You can only fight for a fair share of marital property if you know the property exists. While tangible assets, such as furniture or a car, are difficult to disguise, intellectual property is often easier to hide.
Understanding intellectual property
If your spouse is an executive, inventor, entrepreneur or artist, he or she may regularly create intellectual property. In simple terms, intellectual property is an idea or work in which your spouse has a legally enforceable ownership interest.
Books, songs, artworks and product designs are common examples of intellectual property.
Finding intellectual property
Divorcing spouses have an obligation to disclose assets and debts. If your husband or wife fails to notify you about the intellectual property he or she owns, you probably have some options for finding it.
For example, you may choose to look for trademark, copyright or patent documentation in the appropriate government registry.
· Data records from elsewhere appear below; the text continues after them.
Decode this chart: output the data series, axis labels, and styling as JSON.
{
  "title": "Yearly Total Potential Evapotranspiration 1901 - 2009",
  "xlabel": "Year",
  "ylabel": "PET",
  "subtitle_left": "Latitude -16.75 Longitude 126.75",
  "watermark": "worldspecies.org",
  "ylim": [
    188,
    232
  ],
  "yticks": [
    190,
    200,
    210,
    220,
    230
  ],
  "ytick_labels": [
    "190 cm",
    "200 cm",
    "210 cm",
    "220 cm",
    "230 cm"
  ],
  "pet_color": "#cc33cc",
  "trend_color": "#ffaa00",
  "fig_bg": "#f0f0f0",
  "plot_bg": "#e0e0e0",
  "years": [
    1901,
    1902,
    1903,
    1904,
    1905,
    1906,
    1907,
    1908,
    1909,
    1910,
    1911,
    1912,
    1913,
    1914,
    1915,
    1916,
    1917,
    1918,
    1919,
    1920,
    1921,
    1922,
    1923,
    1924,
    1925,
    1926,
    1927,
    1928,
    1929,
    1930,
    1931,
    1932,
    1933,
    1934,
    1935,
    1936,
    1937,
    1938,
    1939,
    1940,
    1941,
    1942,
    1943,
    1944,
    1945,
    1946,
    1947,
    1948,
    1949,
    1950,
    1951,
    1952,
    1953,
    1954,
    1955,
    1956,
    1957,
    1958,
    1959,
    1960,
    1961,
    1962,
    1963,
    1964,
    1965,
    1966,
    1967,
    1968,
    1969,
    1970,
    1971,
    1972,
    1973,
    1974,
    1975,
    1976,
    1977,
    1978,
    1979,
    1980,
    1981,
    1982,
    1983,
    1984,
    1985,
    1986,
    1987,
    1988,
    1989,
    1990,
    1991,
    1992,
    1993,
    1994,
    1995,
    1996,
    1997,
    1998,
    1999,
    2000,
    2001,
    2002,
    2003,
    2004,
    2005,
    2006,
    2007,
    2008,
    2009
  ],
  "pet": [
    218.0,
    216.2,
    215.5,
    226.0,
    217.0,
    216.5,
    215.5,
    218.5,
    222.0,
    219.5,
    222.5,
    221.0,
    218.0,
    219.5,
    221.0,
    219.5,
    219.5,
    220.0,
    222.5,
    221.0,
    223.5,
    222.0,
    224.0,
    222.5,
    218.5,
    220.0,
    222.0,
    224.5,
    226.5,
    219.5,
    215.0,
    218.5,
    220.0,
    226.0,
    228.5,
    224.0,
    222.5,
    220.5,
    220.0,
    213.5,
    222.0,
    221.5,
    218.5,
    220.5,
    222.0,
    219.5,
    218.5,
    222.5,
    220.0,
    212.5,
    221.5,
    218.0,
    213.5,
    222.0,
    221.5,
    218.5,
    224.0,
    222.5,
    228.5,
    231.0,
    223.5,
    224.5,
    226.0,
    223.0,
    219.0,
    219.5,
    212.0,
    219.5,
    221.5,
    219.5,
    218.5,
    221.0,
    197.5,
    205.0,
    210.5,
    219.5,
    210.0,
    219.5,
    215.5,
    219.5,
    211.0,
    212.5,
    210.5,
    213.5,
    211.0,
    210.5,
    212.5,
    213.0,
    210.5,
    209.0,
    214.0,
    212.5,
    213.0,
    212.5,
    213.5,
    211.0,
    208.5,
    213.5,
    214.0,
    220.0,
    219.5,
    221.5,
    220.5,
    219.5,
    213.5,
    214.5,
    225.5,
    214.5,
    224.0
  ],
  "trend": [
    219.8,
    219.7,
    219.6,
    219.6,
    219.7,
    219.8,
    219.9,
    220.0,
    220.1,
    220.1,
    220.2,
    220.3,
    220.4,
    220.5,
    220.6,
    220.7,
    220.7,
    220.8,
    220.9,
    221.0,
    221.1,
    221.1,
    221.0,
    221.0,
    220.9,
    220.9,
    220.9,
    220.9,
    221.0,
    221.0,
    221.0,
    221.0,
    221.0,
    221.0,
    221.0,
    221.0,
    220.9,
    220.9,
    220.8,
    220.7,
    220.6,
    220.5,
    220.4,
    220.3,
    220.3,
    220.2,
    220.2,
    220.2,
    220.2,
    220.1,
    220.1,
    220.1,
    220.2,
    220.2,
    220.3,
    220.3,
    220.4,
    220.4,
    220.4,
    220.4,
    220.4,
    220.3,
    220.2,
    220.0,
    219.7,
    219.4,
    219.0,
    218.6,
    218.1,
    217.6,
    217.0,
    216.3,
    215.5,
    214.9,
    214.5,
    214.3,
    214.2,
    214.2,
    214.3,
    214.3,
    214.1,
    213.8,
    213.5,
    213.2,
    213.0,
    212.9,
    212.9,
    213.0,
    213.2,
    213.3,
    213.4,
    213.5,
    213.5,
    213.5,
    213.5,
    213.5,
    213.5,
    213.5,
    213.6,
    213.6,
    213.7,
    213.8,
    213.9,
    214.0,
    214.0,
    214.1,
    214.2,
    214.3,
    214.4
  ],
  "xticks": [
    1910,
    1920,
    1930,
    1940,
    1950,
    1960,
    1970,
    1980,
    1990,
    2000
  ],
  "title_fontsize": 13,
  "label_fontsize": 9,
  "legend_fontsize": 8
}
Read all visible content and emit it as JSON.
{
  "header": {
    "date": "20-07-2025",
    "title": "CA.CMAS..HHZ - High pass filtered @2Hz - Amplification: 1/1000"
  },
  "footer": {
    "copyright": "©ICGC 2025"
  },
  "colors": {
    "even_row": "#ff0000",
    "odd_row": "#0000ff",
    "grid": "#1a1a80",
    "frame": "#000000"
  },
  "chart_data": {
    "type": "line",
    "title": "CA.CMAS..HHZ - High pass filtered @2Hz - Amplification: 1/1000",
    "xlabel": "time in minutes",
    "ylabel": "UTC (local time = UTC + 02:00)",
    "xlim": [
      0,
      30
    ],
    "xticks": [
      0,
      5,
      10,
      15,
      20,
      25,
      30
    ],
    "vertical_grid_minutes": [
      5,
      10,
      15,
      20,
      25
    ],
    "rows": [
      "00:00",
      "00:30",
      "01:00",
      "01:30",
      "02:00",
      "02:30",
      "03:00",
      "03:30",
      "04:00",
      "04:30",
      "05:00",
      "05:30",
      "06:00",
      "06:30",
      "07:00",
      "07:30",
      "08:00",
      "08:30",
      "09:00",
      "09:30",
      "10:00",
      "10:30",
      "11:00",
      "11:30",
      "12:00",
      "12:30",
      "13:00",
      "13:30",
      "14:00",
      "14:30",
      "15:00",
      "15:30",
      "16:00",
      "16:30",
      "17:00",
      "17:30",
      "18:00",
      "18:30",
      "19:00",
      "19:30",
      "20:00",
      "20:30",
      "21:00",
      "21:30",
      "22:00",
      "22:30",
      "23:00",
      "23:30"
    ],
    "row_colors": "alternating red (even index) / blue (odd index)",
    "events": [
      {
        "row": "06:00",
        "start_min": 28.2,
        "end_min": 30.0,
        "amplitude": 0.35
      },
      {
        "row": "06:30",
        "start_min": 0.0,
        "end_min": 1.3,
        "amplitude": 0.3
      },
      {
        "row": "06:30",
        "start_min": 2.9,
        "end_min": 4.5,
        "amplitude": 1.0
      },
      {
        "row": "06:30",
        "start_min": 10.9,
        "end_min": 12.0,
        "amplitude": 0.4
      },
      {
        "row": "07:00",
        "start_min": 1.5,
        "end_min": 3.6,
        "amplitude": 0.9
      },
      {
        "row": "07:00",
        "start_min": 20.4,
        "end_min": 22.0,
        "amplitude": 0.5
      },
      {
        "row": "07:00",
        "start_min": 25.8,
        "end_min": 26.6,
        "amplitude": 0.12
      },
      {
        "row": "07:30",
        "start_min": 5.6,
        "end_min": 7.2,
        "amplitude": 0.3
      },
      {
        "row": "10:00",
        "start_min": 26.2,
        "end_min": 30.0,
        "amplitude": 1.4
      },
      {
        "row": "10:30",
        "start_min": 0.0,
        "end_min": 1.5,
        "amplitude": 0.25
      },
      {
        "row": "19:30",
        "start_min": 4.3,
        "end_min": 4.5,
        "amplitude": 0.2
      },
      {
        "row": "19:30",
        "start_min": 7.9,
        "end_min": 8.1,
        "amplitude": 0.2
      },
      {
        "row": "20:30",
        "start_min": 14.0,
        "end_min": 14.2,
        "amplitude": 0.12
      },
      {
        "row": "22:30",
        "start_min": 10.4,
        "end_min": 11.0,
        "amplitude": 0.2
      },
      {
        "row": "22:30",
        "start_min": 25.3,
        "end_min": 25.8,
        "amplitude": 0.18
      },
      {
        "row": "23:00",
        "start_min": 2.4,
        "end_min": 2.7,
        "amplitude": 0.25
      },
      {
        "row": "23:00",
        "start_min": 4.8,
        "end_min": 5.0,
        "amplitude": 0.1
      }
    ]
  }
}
A forensic accountant or private investigator may also be able to locate hidden intellectual property.
Winning intellectual property
In the lead-up to your divorce, you and your spouse may try to negotiate a settlement agreement. If you are successful, a judge is likely to respect the deal you make. If not, the judge must decide what happens to intellectual property and other assets.
You do not want to discover you missed out on something valuable after your divorce is final. By working diligently to find hidden intellectual property, you can fight aggressively for every tangible and intangible asset you deserve.